Trevize se frotta les yeux. Malgré sa jeunesse, c’était lui qui paraissait le plus las des deux. Il dévisagea la femme : « Je ne peux pas vous croire. Vous imaginez vraiment que la Seconde Fondation agit pour notre bien ? Que ce sont des espèces d’idéalistes ? Ne vous paraît-il pas évident – avec votre connaissance de la politique, des buts concrets du pouvoir et de la manipulation – qu’ils n’agissent que pour eux-mêmes ?

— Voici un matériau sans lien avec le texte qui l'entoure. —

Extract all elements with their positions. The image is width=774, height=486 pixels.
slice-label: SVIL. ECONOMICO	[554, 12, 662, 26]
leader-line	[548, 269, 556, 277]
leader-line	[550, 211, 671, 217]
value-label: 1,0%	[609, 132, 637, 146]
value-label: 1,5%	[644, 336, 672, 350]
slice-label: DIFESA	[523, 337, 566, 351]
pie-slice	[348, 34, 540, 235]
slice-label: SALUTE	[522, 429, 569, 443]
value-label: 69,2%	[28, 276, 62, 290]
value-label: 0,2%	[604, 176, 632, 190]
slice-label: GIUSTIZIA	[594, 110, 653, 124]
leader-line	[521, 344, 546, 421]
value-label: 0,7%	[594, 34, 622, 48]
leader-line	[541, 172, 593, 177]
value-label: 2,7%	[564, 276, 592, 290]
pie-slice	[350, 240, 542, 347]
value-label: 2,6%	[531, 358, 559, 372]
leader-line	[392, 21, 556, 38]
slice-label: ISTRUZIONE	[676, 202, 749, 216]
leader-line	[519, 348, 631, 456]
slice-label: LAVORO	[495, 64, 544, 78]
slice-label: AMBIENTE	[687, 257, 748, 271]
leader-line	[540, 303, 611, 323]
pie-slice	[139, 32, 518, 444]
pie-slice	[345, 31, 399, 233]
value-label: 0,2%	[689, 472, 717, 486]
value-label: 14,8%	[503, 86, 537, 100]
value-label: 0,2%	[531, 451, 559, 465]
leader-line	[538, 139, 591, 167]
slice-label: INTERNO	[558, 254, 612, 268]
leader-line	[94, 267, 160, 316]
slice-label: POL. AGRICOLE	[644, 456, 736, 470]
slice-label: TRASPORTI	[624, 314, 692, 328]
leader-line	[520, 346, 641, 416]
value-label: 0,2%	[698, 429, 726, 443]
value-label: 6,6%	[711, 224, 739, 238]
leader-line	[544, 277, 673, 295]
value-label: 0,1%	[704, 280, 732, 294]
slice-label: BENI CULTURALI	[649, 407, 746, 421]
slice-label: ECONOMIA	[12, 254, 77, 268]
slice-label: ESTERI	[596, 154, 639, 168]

« Nous sommes le fil de la lame. Nous sommes le moteur, la force. Nous travaillons avec notre sueur, notre sang et nos larmes. Eux, par contre, ils se contentent de diriger – ici on règle un ampli, là on ferme un contact –, et de le faire avec aisance et sans prendre aucun risque. Et puis, une fois que tout sera terminé et qu’au terme de mille ans de peine et de labeur, nous aurons enfin restauré un second Empire Galactique, les gens de la Seconde Fondation pourront se pointer pour jouer les élites dirigeantes. »

Branno répondit : « Alors, vous voulez éliminer la Seconde Fondation ? Vous voulez qu’arrivés à mi-parcours sur la voie du second Empire, nous prenions le risque de terminer la tâche seuls et de nous fournir nous-mêmes nos propres élites ? C’est bien cela ?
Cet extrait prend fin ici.